Environment: Timers, miscellaneous
This class supplies an accurate timer (figured in milliseconds). There are two advantages to this class instead of the normal Sleep():
- It can sleep the remaining time of a chosen period, causing exact timeframes
- It's more accurate
The need for this class lies in the fact that I needed to do an action exactly every second. In my case, it is used to communicate with a PLC, and the action has some I/O every second. This can take a considerable amount of time. But, you can use it for any purpose.
When you want something to execute every second, and your action takes 300 ms, you face the problem that with a Sleep(1000) after the action, the complete process takes more then 1300 milliseconds.
A further problem was the accuracy of a Sleep. This is not high. A Sleep of 300ms can take 310ms. a Sleep of 1ms takes at least 8ms. I did a check on different machines; it is always different and always bad.
To avoid this inaccuracy of Sleep, I only used Sleep() to approach the end time up to 15 milliseconds. In the last part, I used a dirty for() loop. Because this loop generates a big CPU usage, I only used this at the very end of the waiting time. Because of the small period, you cannot see any difference in the NT-performance meter.
When you don't need to use this level of accuracy, only the remain sleep function, InitTimer(false), will avoid this for() loop, to the disadvantage of the accuracy.
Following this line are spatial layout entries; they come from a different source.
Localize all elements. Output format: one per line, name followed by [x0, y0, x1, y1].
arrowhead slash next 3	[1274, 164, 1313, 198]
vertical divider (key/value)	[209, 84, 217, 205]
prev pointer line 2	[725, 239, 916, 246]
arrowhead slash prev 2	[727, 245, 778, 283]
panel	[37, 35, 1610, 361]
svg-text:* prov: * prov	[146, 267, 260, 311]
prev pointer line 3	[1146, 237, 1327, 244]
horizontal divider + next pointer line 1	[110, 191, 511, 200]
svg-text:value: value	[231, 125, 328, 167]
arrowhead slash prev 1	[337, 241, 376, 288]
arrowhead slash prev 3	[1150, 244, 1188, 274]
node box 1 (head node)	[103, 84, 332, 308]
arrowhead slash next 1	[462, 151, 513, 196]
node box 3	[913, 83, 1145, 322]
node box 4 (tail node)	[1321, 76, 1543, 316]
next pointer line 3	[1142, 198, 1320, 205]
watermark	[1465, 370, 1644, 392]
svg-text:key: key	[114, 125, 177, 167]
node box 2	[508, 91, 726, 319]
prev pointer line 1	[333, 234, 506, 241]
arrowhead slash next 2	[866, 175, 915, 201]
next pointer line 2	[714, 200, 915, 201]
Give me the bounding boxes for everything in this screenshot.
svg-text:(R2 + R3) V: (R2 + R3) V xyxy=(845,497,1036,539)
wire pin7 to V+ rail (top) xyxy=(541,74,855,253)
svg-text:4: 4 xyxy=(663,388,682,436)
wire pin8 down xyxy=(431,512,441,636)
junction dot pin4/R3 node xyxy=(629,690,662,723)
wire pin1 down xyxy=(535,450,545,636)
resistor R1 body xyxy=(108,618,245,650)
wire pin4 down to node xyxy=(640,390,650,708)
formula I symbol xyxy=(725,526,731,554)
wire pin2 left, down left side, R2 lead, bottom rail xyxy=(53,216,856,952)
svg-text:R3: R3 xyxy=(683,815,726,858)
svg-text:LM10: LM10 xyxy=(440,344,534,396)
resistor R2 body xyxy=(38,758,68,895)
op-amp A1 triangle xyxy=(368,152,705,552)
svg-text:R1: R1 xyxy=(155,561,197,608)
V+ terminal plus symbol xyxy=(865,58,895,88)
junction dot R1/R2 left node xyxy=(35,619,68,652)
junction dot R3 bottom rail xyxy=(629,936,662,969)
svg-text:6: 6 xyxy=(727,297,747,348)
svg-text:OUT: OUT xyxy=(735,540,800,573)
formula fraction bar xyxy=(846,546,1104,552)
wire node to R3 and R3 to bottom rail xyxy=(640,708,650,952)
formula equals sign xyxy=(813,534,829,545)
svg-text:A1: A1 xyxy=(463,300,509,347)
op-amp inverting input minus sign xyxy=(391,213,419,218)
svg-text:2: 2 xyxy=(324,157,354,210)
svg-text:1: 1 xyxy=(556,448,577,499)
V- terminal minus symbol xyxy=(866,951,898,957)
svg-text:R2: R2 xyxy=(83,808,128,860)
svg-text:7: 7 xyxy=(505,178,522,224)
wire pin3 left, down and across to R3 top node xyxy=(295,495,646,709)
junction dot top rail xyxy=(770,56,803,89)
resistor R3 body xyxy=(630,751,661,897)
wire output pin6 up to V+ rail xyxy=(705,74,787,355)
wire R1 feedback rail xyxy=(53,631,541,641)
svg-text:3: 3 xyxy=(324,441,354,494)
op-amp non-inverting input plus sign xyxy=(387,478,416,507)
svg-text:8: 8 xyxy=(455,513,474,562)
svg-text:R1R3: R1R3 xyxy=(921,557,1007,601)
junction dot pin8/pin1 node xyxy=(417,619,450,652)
And How Does It Work Under Water?
The best way for a good timer to operate is to use the QueryPerformanceCounter(). It gives clockpulses. Because this is hardware-dependent, we need to know the frequency (how many pulses per second). This is achieved by using QueryPerformanceFrequency(). QueryPerformanceCounter() works with a struct LARGE_INTEGER, which has some disadvantages when calculating. It's no problem to use a LONGLONG (__int64) and cast it. This saves us from a lot of casting and time-consuming member accesses.
Because my app runs for long times, I looked to the maximum time it could run: We store in a __int64; its maximum val is 9.22337E+18 (=2^63). This is the maximum period we can sleep.
The frequency/divider of a P2-333 MHz is 1,193,180
The frequency/divider of a P4-2.4 GHz is 3,579,545
The worse case is P4. This means we can store a maximum of:
2,576,688,388,288 seconds 42,944,806,471 minutes 715,746,775 hours 29,822,782 days 81,706 years
This is enough for my humble program...
Internal variables are all saved as clockpulses, not in milliseconds. All user input/output is done in milliseconds and translated to/from clockpulses.
The function SleepNow() acts just as an ordinary Sleep() but when you name it the same, there is an unwanted case of recursive programming when you just need ten original Sleep() cycles.
When sleeping, it acts the same as a normal sleep: You cannot interact with the app anymore. You can put it in a separate thread to avoid this. In the test app, I didn't do this. It's just a simple test container about the use of the timer class. In your own app, it's enough to include CKETimer.cpp and CKETimer.h.
Yes, I left some ends open, so you guys (girls?) out there can extend it with your ideas:
- I don't like the for loop, but I can't think of a process that is short (<1ms) and doesn't boos CPU usage.
- Make it thread safe
- Test it on other OS/PC's (it works on Win98, 2000 and XP, all >= P2)